Quebec Premier Francois Legault and Andrew Furey, Premier of Newfoundland and Labrador, shake hands after signing a memorandum of understanding during an announcement in St. John's, on Dec. 12.Paul Daly/The Canadian Press
Geography made them neighbours, but history has long prevented them from becoming friends. A long-standing border dispute between Quebec and Newfoundland and Labrador – settled by Britain’s privy council in Newfoundland’s favour – first soured the relationship more than a century ago. But it was the 1969 contract that has seen Hydro-Québec pay a pittance for power from Churchill Falls that turned that mutual resentment into rancour.
On Thursday, Quebec Premier François Legault and his Newfoundland counterpart, Andrew Furey, took a giant step toward ending the hostility between their provinces with a deal that would see Hydro-Québec significantly increase the sum it will pay for 4,800 megawatts of power from the Churchill Falls project in Labrador between 2025 and the current contract’s expiry date in 2041.
The new deal would allow Newfoundland to pocket about ten times the amount – or an extra $9-billion over 16 years – it would earn under the existing contract.

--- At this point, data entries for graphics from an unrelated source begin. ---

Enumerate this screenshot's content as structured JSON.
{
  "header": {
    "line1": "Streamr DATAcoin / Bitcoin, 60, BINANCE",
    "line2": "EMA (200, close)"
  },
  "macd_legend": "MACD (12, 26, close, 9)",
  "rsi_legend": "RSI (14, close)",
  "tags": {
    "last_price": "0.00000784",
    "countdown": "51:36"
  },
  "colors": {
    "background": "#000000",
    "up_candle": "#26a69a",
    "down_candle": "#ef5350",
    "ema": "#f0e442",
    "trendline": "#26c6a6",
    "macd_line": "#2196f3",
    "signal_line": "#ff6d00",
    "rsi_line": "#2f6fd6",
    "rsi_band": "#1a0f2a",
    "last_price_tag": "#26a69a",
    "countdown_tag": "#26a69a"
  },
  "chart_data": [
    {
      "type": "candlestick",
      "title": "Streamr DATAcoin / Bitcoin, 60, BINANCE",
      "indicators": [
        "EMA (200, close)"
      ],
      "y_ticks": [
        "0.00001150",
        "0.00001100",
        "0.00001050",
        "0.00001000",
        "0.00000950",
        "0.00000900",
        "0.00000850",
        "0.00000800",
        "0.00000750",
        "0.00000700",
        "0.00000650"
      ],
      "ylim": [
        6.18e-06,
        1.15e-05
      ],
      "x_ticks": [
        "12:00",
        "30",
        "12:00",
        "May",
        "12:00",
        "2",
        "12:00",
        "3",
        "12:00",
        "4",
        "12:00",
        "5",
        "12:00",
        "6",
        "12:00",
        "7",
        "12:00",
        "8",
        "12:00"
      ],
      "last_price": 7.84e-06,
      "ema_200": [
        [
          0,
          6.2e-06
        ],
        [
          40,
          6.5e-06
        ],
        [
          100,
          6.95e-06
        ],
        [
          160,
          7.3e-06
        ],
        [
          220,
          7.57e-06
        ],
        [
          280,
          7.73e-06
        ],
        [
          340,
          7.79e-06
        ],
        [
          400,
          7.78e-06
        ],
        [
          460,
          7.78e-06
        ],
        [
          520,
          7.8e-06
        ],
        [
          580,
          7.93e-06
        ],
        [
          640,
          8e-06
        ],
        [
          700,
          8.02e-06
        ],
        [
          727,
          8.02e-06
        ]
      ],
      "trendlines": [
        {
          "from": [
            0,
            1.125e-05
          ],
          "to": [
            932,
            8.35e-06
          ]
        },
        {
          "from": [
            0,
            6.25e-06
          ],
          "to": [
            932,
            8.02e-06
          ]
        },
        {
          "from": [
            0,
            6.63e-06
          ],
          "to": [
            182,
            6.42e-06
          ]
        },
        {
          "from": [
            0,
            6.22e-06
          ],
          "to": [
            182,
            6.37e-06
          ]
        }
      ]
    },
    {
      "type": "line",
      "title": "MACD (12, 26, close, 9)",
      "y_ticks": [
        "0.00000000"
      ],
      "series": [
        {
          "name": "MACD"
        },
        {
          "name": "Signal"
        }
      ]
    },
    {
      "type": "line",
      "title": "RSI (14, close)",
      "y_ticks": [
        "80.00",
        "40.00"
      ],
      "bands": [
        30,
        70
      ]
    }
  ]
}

Under the agreement in principle signed by the premiers, which would extend the term of the current power-purchase contract to 2075, Hydro-Québec would pay an average of two cents a kilowatt-hour for Churchill Falls power between 2025 and 2041, compared with 0.2 cents under the existing contract. The price would rise to seven cents after that, though Hydro-Québec estimates its average price over 50 years at four cents a kwh.
In exchange, Hydro-Québec would become the “project lead” on $25-billion worth of new hydro developments on the Churchill River, totalling 3,900 MW in capacity.
The Quebec utility, which has been scrambling to identify new renewable power sources to meet a 50-per-cent increase in projected electricity demand by 2050, would purchase 90 per cent of the power from the additional sites at a price of 11 cents per kilowatt-hour. It would also be responsible for 90 per cent of any cost overruns on the proposed new hydro developments.
Hydro-Québec chief executive officer Michael Sabia, who led the negotiations on behalf of the Quebec government, insisted the agreement is a good one for the utility, even though the additional $9-billion it will pay for Churchill Falls power by 2041 will eat into the utility’s profits and lead to higher rates for its customers
“If you look at what is happening [to electricity prices] in some U.S. states, if somebody tells me I can get that quantity of electricity for four cents for the next 50 years, I’m going to grab that,” Mr. Sabia said, referring to the much higher costs facing U.S. utilities.
“The passage of time is not Quebec’s friend. Every year that goes by between now and 2041, our leverage with [Newfoundland] goes down.”
Mr. Sabia, who moved to the top job at Hydro-Québec in mid-2023 after a 30-month stint as deputy finance minister in Ottawa, stressed that the negotiations with Newfoundland and Labrador Hydro CEO Jennifer Williams “were undertaken as business discussions.” There was no explicit goal to make up for what Mr. Legault himself last year said had become “a bad deal” for Newfoundland as market prices for electricity spiked after 1969.
Mr. Legault and Mr. Furey must now sell the new Churchill Falls deal to their respective constituents, including several Indigenous communities, before a definitive binding agreement between the two provinces is struck.
Of the two, Mr. Furey faces a bigger near-term challenge, with a provincial election scheduled in late 2025. He will need to persuade Newfoundland voters that their province is not getting once again fleeced by Hydro-Québec, which had for decades refused Newfoundland’s demands to renegotiate the 1969 contract. The deep bitterness and distrust that many Newfoundlanders feel toward Hydro-Québec remains a huge obstacle Mr. Furey must overcome.
For Mr. Legault, whose popularity has plummeted since he won a second term in 2022, the agreement is an early Christmas gift for his beleaguered government. He has been facing questions about leadership; this deal allows him to show it.
Quebeckers have grown accustomed to seeing cheap hydropower as their birthright, with per capita electricity consumption that is almost twice the national average. The prospect of energy scarcity has rarely crossed their minds. Yet, that is what the province could face as demand soars and climate change leads to more variable water levels in Hydro-Québec’s vast reservoirs.
Locking in Churchill Falls power for another five decades and securing access to additional megawatts from new developments in Labrador would go a long way toward ensuring that Quebec remains an attractive location for electricity-intensive industries, including aluminum smelting and battery manufacturing.
A final deal would also help Mr. Legault cement his political legacy in a province that often judges its premiers by how well they manage the hydro file.
And it just might enable Quebec and Newfoundland to finally call themselves not just neighbours, but friends.